By John Archibald

The Alabama Criminal Justice Center on Ripley Street in Montgomery.

One thing is true, and incontrovertible.

People hide stuff for a reason. Because they’re embarrassed, maybe, or guilty. Because they are skittish, or shy, or perhaps nefarious, or secretive. Because they hold on to a childish belief that if they deny, deny, deny, then no one can ever prove them wrong.

Another thing is true.

People don’t hide stuff they’re proud of.

The Alabama Department of Corrections – I first learned this from tweets by Evan Mealins of the Montgomery Advertiser, so props to him for keeping an eye out during the holidays – has decided to stop reporting inmate deaths, including homicides and suicides, in its monthly reports.

Instead, it will report them in its quarterly reports, which run notoriously behind.

It’s like hiding your cookies after having your hand caught in the jar.

This is a department already under scrutiny and pressure because of inmate deaths and assaults, where more than 130 people died between January and September last year, and perhaps far more. The Equal Justice Initiative has reported more than 220 deaths, topping the pandemic years.

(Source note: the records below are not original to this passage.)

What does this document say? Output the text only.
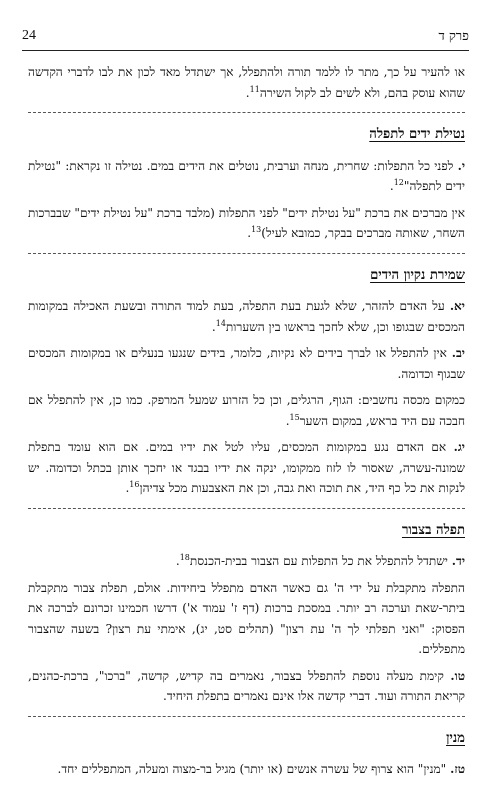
24	פרק ד

או להעיר על כך, מתר לו ללמד תורה ולהתפלל, אך ישתדל מאד לכון את לבו לדברי הקדשה שהוא עוסק בהם, ולא לשים לב לקול השירה$^{11}$.

נטילת ידים לתפלה

י. לפני כל התפלות: שחרית, מנחה וערבית, נוטלים את הידים במים. נטילה זו נקראת: "נטילת ידים לתפלה"$^{12}$.

אין מברכים את ברכת "על נטילת ידים" לפני התפלות (מלבד ברכת "על נטילת ידים" שבברכות השחר, שאותה מברכים בבקר, כמובא לעיל)$^{13}$.

שמירת נקיון הידים

יא. על האדם להזהר, שלא לגעת בעת התפלה, בעת למוד התורה ובשעת האכילה במקומות המכסים שבגופו וכן, שלא לחכך בראשו בין השערות$^{14}$.

יב. אין להתפלל או לברך בידים לא נקיות, כלומר, בידים שנגעו בנעלים או במקומות המכסים שבגוף וכדומה.

כמקום מכסה נחשבים: הגוף, הרגלים, וכן כל הזרוע שמעל המרפק. כמו כן, אין להתפלל אם חבכה עם היד בראש, במקום השער$^{15}$.

יג. אם האדם נגע במקומות המכסים, עליו לטל את ידיו במים. אם הוא עומד בתפלת שמונה-עשרה, שאסור לו לזוז ממקומו, ינקה את ידיו בבגד או יחכך אותן בכתל וכדומה. יש לנקות את כל כף היד, את תוכה ואת גבה, וכן את האצבעות מכל צדיהן$^{16}$.

תפלה בצבור

יד. ישתדל להתפלל את כל התפלות עם הצבור בבית-הכנסת$^{18}$.

התפלה מתקבלת על ידי ה' גם כאשר האדם מתפלל ביחידות. אולם, תפלת צבור מתקבלת ביתר-שאת וערכה רב יותר. במסכת ברכות (דף ז' עמוד א') דרשו חכמינו זכרונם לברכה את הפסוק: "ואני תפלתי לך ה' עת רצון" (תהלים סט, יג), אימתי עת רצון? בשעה שהצבור מתפללים.

טו. קימת מעלה נוספת להתפלל בצבור, נאמרים בה קדיש, קדשה, "ברכו", ברכת-כהנים, קריאת התורה ועוד. דברי קדשה אלו אינם נאמרים בתפלת היחיד.

מנין

טז. "מנין" הוא צרוף של עשרה אנשים (או יותר) מגיל בר-מצוה ומעלה, המתפללים יחד.
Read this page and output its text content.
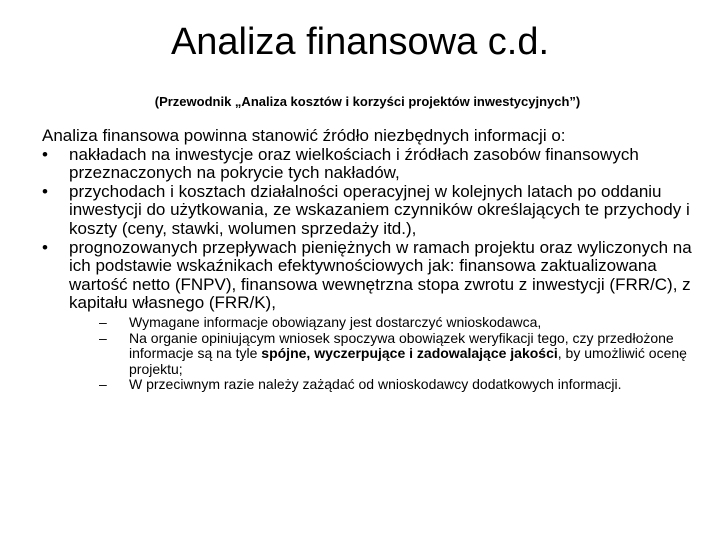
Analiza finansowa c.d.
(Przewodnik „Analiza kosztów i korzyści projektów inwestycyjnych”)

Analiza finansowa powinna stanowić źródło niezbędnych informacji o:

• nakładach na inwestycje oraz wielkościach i źródłach zasobów finansowych przeznaczonych na pokrycie tych nakładów,
• przychodach i kosztach działalności operacyjnej w kolejnych latach po oddaniu inwestycji do użytkowania, ze wskazaniem czynników określających te przychody i koszty (ceny, stawki, wolumen sprzedaży itd.),
• prognozowanych przepływach pieniężnych w ramach projektu oraz wyliczonych na ich podstawie wskaźnikach efektywnościowych jak: finansowa zaktualizowana wartość netto (FNPV), finansowa wewnętrzna stopa zwrotu z inwestycji (FRR/C), z kapitału własnego (FRR/K),
– Wymagane informacje obowiązany jest dostarczyć wnioskodawca,
– Na organie opiniującym wniosek spoczywa obowiązek weryfikacji tego, czy przedłożone informacje są na tyle spójne, wyczerpujące i zadowalające jakości, by umożliwić ocenę projektu;
– W przeciwnym razie należy zażądać od wnioskodawcy dodatkowych informacji.
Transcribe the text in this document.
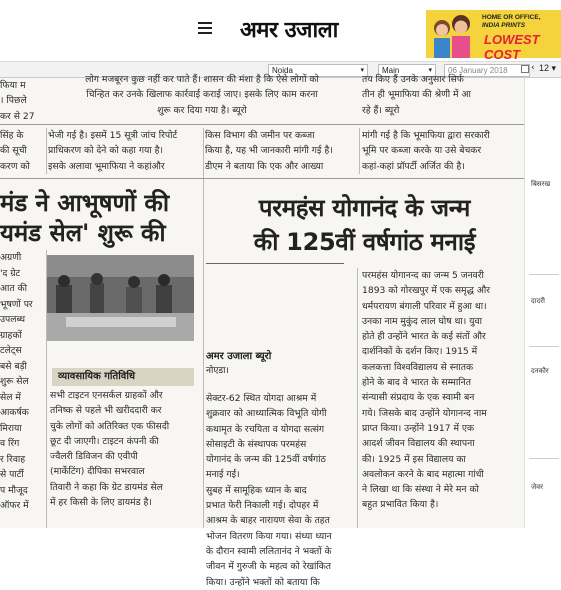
अमर उजाला	HOME OR OFFICE,
INDIA PRINTS
LOWEST COST
Noida	▾	Main	▾	06 January 2018	‹ 12 ▾

फिया म

। पिछले

कर से 27

लोग मजबूरन कुछ नहीं कर पाते हैं। शासन की मंशा है कि ऐसे लोगों को

चिन्हित कर उनके खिलाफ कार्रवाई कराई जाए। इसके लिए काम करना

शुरू कर दिया गया है। ब्यूरो

तय किए हैं उनके अनुसार सिर्फ

तीन ही भूमाफिया की श्रेणी में आ

रहे हैं। ब्यूरो

सिंह के

की सूची

करण को

भेजी गई है। इसमें 15 सूत्री जांच रिपोर्ट

प्राधिकरण को देने को कहा गया है।

इसके अलावा भूमाफिया ने कहांऔर

किस विभाग की जमीन पर कब्जा

किया है, यह भी जानकारी मांगी गई है।

डीएम ने बताया कि एक और आख्या

मांगी गई है कि भूमाफिया द्वारा सरकारी

भूमि पर कब्जा करके या उसे बेचकर

कहां-कहां प्रॉपर्टी अर्जित की है।

मंड ने आभूषणों की
यमंड सेल' शुरू की

अग्रणी

'द ग्रेट

आत की

भूषणों पर

उपलब्ध

ग्राहकों

टलेट्स

बसे बड़ी

शुरू सेल

सेल में

आकर्षक

मिराया

व रिंग

र रिवाह

से पार्टी

प मौजूद

ऑफर में

व्यावसायिक गतिविधि

सभी टाइटन एनसर्कल ग्राहकों और

तनिष्क से पहले भी खरीददारी कर

चुके लोगों को अतिरिक्त एक फीसदी

छूट दी जाएगी। टाइटन कंपनी की

ज्वैलरी डिविजन की एवीपी

(मार्केटिंग) दीपिका सभरवाल

तिवारी ने कहा कि ग्रेट डायमंड सेल

में हर किसी के लिए डायमंड है।

परमहंस योगानंद के जन्म
की 125वीं वर्षगांठ मनाई
अमर उजाला ब्यूरो
नोएडा।

सेक्टर-62 स्थित योगदा आश्रम में

शुक्रवार को आध्यात्मिक विभूति योगी

कथामृत के रचयिता व योगदा सत्संग

सोसाइटी के संस्थापक परमहंस

योगानंद के जन्म की 125वीं वर्षगांठ

मनाई गई।

सुबह में सामूहिक ध्यान के बाद

प्रभात फेरी निकाली गई। दोपहर में

आश्रम के बाहर नारायण सेवा के तहत

भोजन वितरण किया गया। संध्या ध्यान

के दौरान स्वामी ललितानंद ने भक्तों के

जीवन में गुरुजी के महत्व को रेखांकित

किया। उन्होंने भक्तों को बताया कि

परमहंस योगानन्द का जन्म 5 जनवरी

1893 को गोरखपुर में एक समृद्ध और

धर्मपरायण बंगाली परिवार में हुआ था।

उनका नाम मुकुंद लाल घोष था। युवा

होते ही उन्होंने भारत के कई संतों और

दार्शनिकों के दर्शन किए। 1915 में

कलकत्ता विश्वविद्यालय से स्नातक

होने के बाद वे भारत के सम्मानित

संन्यासी संप्रदाय के एक स्वामी बन

गये। जिसके बाद उन्होंने योगानन्द नाम

प्राप्त किया। उन्होंने 1917 में एक

आदर्श जीवन विद्यालय की स्थापना

की। 1925 में इस विद्यालय का

अवलोकन करने के बाद महात्मा गांधी

ने लिखा था कि संस्था ने मेरे मन को

बहुत प्रभावित किया है।

बिसरख
दादरी
दनकौर
जेवर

And this is what the DOC does in response? It changes the way it reports deaths. It decides not to tell the people of this state that men and women in its charge are dying inside the publicly built walls?

Like children, who hide candy wrappers under their pillows with the hope and belief the evidence will never be found.

This is a department – let me say it again – that was excoriated by the U.S. Justice Department as a constitutional catastrophe that failed to guard against violence, sexual abuse, and death.

And hell, that was Donald Trump’s justice department.

How do we allow this? How do we rationalize it in a state that officially claims to value life, in the buckle of the Bible Belt? Perhaps it is because we are in the halo of our own hypocrisy.